Bu ölçüde yaygın ve prestijli bilimsel bir derginin verdiği nottan pek çok ülkenin etkileneceği ortada. Bizimkiler hariç.
‘Son ırmak kuruduğunda’
YİRMİ yıl önce, yirmi yıl sonra, bugün İstanbul. İstanbul’u tam yirmi yıldır bugünkü zihniyet yönetiyor. Tayyip Erdoğan, Ali Müfit Gürtuna, Kadir Topbaş.
Yirmi yıl önce İstanbul’un en ağır derdi su sıkıntısı, yirmi yıl sonra geldiğimiz yer, yine su sıkıntısı. O zamanki ve bugünkü gerekçe kuraklık.

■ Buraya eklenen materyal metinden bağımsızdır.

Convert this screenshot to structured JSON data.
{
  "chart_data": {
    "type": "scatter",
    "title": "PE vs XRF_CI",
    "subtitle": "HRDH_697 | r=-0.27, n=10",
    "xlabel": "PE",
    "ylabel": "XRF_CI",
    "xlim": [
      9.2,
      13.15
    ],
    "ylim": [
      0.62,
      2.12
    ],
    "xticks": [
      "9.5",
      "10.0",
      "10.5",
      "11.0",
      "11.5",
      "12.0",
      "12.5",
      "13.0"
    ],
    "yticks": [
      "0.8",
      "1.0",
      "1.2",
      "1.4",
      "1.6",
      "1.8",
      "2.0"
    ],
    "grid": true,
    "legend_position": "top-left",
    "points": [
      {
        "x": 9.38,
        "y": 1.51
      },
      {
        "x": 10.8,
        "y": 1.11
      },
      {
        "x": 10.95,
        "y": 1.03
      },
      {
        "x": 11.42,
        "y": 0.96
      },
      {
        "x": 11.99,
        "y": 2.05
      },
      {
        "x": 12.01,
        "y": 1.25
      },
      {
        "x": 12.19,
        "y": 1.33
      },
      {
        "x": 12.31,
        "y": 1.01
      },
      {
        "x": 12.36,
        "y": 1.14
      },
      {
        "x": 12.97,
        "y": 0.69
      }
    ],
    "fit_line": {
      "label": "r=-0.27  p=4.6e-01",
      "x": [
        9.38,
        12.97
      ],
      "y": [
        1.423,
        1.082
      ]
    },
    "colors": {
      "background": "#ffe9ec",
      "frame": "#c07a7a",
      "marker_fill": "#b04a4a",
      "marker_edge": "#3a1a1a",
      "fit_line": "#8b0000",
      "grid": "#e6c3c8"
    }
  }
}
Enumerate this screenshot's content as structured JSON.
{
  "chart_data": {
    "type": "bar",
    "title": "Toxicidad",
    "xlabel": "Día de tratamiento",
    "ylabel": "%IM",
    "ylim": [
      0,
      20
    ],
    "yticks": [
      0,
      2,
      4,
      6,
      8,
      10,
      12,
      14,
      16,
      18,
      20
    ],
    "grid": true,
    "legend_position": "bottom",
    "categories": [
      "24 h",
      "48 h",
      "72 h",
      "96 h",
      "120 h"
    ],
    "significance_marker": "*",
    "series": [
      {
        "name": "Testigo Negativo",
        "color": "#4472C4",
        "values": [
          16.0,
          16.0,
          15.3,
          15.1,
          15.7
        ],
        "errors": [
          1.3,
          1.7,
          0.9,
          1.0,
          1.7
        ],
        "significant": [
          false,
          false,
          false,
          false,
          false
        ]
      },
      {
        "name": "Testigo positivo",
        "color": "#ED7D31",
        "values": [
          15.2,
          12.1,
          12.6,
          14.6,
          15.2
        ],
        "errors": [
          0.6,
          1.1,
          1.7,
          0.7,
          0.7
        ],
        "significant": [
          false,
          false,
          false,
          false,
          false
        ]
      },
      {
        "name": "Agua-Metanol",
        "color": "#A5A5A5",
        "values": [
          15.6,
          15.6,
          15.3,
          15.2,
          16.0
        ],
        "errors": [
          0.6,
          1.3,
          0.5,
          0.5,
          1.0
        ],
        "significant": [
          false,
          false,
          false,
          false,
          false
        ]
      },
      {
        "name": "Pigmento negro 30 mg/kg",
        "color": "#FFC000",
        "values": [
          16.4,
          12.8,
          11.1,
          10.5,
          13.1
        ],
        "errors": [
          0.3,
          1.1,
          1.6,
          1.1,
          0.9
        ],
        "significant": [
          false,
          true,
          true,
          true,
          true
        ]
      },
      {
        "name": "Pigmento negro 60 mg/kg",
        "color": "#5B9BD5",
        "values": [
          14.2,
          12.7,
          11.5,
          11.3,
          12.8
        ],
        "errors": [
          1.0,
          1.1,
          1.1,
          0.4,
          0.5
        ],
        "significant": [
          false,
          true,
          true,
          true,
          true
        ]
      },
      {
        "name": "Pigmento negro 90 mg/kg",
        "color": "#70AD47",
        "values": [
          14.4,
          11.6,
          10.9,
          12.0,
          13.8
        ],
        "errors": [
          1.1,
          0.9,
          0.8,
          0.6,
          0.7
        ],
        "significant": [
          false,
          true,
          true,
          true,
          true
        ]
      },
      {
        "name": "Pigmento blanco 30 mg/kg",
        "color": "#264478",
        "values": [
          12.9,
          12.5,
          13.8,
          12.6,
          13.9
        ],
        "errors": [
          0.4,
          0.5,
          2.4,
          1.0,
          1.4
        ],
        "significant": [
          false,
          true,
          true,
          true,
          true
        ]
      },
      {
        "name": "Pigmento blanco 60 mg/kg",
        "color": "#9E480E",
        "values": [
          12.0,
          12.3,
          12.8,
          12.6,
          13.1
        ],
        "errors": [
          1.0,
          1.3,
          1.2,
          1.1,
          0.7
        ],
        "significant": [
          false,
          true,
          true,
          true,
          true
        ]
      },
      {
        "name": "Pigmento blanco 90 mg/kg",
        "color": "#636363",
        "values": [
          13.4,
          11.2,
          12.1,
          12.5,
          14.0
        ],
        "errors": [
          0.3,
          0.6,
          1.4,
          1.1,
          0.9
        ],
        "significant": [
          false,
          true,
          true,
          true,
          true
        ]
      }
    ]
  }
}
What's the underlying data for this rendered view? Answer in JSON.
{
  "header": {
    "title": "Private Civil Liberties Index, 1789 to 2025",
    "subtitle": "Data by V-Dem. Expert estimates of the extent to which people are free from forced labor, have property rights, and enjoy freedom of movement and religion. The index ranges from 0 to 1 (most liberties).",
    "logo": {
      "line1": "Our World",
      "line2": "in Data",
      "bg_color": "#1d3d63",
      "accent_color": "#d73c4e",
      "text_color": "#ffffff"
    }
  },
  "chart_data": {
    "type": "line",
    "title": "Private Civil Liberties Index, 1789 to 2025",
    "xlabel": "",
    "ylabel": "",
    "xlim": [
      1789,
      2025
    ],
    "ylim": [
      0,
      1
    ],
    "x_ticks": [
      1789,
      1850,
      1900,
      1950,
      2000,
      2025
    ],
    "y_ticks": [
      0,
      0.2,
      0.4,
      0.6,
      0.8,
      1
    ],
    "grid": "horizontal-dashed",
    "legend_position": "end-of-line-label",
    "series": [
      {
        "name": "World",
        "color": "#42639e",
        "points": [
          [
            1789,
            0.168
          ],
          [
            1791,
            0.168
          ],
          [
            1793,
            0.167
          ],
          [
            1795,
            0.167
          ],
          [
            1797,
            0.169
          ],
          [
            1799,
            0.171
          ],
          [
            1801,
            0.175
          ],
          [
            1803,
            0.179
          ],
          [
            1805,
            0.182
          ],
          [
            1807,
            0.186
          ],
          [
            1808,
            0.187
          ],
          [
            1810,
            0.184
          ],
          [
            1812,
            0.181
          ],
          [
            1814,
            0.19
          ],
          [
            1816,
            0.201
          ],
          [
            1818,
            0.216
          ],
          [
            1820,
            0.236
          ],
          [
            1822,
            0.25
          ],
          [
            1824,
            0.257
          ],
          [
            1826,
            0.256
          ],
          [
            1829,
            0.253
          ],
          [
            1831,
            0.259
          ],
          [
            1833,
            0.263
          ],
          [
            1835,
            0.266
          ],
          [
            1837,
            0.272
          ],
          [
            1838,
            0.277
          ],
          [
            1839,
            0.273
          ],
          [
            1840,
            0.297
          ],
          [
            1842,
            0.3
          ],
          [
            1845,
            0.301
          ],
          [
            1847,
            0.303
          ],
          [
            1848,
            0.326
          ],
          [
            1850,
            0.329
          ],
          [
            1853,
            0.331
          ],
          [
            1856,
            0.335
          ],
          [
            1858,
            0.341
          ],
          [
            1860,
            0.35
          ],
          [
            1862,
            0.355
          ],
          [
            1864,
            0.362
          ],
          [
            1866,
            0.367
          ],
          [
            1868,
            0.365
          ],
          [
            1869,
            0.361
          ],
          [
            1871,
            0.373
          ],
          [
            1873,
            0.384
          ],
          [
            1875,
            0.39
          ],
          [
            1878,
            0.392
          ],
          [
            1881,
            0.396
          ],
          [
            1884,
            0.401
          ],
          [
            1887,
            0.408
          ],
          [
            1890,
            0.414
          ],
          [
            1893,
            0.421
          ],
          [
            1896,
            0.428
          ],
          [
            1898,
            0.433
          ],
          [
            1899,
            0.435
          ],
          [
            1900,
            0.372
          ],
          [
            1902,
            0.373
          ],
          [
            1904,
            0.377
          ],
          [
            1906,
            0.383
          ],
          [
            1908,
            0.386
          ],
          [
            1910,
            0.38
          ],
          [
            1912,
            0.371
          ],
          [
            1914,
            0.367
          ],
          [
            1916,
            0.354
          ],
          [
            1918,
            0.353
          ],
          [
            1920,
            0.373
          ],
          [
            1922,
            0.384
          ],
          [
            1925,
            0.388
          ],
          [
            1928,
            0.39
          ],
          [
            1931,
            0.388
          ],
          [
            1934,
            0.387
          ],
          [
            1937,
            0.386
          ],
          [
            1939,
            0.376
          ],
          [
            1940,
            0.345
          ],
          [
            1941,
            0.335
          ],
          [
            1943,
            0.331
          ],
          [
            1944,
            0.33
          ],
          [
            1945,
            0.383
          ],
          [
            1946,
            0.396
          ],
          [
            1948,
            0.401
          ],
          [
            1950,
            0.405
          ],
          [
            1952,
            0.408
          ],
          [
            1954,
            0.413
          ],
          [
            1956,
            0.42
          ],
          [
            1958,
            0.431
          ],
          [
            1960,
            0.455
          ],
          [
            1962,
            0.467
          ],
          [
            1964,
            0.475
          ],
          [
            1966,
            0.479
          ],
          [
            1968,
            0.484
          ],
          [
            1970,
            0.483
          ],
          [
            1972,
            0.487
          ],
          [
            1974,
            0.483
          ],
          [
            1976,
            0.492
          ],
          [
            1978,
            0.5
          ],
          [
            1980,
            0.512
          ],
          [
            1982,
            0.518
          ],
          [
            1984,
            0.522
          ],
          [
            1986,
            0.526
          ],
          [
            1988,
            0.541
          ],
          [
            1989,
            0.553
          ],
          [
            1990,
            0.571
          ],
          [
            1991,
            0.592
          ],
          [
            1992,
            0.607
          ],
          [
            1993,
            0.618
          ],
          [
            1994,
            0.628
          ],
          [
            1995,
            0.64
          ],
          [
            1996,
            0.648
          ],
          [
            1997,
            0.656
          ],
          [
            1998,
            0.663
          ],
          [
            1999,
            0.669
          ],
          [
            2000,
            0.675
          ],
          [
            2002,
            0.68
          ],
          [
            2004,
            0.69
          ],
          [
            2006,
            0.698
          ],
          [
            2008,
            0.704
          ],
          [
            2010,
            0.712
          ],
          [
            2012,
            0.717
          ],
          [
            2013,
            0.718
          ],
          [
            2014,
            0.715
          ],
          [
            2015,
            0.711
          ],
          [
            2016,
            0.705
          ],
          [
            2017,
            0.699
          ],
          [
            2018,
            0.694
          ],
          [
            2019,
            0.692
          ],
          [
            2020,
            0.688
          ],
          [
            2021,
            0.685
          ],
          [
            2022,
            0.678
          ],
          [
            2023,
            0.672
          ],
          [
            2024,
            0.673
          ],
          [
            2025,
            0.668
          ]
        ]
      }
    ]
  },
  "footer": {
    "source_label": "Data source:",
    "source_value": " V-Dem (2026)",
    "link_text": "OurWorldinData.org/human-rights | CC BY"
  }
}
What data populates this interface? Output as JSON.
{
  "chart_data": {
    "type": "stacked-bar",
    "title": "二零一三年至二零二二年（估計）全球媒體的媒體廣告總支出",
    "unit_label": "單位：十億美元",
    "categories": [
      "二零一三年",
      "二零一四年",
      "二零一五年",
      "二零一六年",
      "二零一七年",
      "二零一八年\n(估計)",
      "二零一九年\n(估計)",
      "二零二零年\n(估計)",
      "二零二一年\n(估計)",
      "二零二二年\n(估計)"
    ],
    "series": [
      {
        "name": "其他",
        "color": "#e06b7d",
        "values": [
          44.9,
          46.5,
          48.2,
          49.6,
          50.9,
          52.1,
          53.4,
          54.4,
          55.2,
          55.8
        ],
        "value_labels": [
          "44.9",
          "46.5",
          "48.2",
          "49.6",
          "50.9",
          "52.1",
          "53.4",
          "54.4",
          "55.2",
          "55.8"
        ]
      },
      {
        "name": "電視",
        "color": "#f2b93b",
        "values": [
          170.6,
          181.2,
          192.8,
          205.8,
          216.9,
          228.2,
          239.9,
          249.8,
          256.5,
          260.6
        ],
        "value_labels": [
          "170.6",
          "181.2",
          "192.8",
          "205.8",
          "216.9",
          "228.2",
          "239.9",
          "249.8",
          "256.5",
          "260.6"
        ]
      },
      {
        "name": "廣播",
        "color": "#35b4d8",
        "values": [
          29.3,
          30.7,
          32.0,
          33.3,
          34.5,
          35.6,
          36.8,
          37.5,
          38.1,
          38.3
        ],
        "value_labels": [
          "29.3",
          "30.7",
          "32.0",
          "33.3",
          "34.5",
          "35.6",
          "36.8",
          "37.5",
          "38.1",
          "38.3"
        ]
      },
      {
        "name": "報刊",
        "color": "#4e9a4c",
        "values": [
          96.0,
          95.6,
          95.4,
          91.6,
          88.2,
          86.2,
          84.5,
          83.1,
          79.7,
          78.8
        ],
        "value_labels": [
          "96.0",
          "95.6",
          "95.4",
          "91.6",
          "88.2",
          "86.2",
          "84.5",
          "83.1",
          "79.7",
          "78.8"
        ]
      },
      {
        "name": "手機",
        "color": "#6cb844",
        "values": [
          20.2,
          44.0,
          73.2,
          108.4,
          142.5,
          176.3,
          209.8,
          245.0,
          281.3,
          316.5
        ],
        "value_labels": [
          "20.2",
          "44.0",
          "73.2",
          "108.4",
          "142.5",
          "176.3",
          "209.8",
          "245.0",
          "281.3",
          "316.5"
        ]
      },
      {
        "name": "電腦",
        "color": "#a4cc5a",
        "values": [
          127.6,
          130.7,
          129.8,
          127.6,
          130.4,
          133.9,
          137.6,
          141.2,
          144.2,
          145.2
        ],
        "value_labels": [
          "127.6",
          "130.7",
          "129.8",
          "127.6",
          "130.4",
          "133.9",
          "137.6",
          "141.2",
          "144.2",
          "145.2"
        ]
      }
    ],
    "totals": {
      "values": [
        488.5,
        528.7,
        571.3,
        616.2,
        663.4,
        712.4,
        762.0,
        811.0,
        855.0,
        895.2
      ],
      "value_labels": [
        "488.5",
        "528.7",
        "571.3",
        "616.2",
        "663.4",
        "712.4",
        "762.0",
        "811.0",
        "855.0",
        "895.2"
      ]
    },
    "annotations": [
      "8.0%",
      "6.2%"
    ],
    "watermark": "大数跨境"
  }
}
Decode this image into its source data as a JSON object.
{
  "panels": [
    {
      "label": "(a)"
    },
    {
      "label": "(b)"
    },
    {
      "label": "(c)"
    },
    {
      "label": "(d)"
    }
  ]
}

Son yedi-sekiz yıldır dünyanın bütün iklim merkezleri iklim değişikliğine dikkat çekiyor. Isının artacağını, yağışların azalacağını vurguluyor. Türkiye iklim değişikliğinden en çok etkilenecek ülkeler arasında gösteriliyor. Ama, aynı merkezler, örneğin Hükümetler Arası İklim Değişikliği Paneli (IPCC) iklim değişikliği için “Sebebi insanlar ve yönetimlerdir” diyor. Bu değişikliği bile bile, Türkiye’yi on bir yıldır yönetenler ne yaptı?
Hele de İstanbul. Rant uğruna her yer betonlaşmış, yeşil alanlar birer birer elden gitmiş, ufuktaki kuraklık iyice pekişmiş, hâlâ yalan: “İstanbul’un kırk yıllık su sorununu çözdük”.
Barajlarda, derelerde su seviyesi alarm vermeye başlamış, hâlâ “Telaşa gerek yok” lafları. Normaldir, üç aydan kısa süre içinde yerel seçimler var. Başka ne söyleyecekler ki.
Yüz altmış yıl önce Kızılderili Seattle’ın ABD Başkanı’na yazdığı mektubun tam sırası: “Son ırmak kuruduğunda, son ağaç yok olduğunda, son balık tutulduğunda, beyaz adam paranın işe yaramaz bir şey olduğunu anlayacak”.